Combining Historical Data and Propensity Score Methods in Observational Studies to Improve Internal Validity Miguel Marino, Oregon Health & Science University
Not yet posted online.
Limitations of Propensity Score Methods: Demonstration Using a Real-World Example Gregory B. Tallman, Oregon State University/Oregon Health & Science University
Problem: propensity scores offer an increasingly popular set of methods to control for confounding in observational studies, but what are their limitations and how can we see if they are not sufficient for a scientific conclusion?
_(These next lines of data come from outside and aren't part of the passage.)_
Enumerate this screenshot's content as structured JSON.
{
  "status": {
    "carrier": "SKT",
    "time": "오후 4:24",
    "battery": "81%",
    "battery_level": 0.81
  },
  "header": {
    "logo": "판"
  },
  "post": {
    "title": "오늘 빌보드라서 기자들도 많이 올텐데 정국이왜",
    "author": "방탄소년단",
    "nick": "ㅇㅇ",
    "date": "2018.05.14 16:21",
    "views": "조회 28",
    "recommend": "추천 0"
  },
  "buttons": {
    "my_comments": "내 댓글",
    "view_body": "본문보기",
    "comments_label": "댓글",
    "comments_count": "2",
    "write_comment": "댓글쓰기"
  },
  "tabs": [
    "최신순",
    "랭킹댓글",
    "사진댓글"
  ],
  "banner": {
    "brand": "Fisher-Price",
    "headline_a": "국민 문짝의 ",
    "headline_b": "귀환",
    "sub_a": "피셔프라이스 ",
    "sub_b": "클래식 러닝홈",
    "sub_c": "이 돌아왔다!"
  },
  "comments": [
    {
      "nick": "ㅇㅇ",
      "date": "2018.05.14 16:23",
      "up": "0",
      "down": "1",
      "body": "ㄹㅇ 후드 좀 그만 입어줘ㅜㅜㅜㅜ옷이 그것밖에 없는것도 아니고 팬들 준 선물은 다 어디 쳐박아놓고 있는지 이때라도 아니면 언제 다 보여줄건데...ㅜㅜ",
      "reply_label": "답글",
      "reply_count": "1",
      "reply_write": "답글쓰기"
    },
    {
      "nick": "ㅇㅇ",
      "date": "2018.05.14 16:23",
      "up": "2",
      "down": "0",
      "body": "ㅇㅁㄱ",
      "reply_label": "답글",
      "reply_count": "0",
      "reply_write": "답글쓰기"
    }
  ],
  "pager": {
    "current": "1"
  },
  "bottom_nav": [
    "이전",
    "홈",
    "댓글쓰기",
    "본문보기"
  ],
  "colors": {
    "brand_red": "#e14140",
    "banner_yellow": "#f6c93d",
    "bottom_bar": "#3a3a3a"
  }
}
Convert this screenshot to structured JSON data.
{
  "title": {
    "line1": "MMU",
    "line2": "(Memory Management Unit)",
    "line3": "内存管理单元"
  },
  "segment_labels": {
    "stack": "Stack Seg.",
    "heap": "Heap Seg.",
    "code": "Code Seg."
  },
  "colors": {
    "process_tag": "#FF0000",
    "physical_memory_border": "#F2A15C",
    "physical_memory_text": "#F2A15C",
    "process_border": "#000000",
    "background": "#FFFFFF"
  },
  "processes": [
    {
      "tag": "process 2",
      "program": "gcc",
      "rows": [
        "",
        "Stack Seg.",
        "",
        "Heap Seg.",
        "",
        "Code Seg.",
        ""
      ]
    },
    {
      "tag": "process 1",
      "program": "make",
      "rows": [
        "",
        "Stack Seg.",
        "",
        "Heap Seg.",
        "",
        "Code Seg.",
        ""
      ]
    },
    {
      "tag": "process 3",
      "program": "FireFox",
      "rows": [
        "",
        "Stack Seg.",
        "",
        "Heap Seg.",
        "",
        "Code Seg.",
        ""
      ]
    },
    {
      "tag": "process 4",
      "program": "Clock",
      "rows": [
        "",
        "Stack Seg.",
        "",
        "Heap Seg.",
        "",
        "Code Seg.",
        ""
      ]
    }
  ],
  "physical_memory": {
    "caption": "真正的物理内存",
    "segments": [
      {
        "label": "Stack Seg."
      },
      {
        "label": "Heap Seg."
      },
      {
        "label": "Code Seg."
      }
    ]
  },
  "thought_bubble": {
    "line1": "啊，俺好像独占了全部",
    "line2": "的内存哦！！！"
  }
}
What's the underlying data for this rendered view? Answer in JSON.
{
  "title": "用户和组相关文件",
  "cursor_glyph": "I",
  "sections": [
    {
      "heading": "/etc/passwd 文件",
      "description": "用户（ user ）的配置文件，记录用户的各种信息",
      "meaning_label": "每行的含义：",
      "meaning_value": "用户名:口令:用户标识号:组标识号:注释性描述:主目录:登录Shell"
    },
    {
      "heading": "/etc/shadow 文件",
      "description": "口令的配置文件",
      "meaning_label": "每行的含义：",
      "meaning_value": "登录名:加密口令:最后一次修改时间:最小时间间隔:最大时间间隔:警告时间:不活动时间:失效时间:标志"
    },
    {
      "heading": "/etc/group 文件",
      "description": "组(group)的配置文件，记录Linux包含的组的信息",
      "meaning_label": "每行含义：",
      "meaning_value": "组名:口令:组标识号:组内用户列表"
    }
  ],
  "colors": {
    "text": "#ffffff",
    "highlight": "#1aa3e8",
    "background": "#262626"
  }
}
Long story short: after fitting propensity scores the common support was too low. This is seen in plot B below, as compared to the “ideal” use of propensity scorers where selection bias isn’t huge. A priori knowledge of clinical factors associated with treatment selection and diagnostics like this and standardized differences of variables before and after weighting can help indicate when there is too much confounding remaining after propensity score matching in an observation study.
Appropriate Dimension Reduction for Sparse, High-Dimensional Data Using Intensity Plots and Other Visualizations Eugenie Jackson, West Virginia University
Problem: PCA can often help with visualizing clusters in data, but when a dataset is sparse and high dimensional, the first two principal components may only explain say 14% of the variation. How many PCs do you need?
She uses a color-coded scree plot to quickly gage need for number of principal components to visualize. She then uses three kinds of plots based on combined principal components. An Andrews’ plot uses Fourier series to highlight clusters and outliers and can be animated for many possible 2-D projections with R package tourr. She animates the changes as 1 to 15 principal components are added.
A second visual, intensity plots, show distance patterns across dimensions (principal components). I think these summarize, for an observation, for each principal component, how unusual is that observation? Observations with similar such distance patterns may mean an interesting story is there.
A third visual, inclusion in an intensity decile plots, focuses attention on a single decile of intensity, which I think measures disimilarity from a medoid observation. So this 10th decile is the “most intense” that is, most dissimilar I think, the outliers that are hardest to cluster. I think the story is these rows are outliers because each drops on and off a cluster with different dimensions of principal components considered.
To get a sense how many dimensions are needed for analysis, she uses a plot of Jaccard similarity vs. number of PCs. And based on (the most central decile of observations?) decile 1, determines 12 dimensions provides enough information for dimension reduction in this case for her research question.
I don’t really have a clear sense from the poster how to read these plots, what they mean and what they don’t, but they do look helpful to get to answering the question of how many principal components are needed for sufficient summary in most use cases. Her code is available to work with.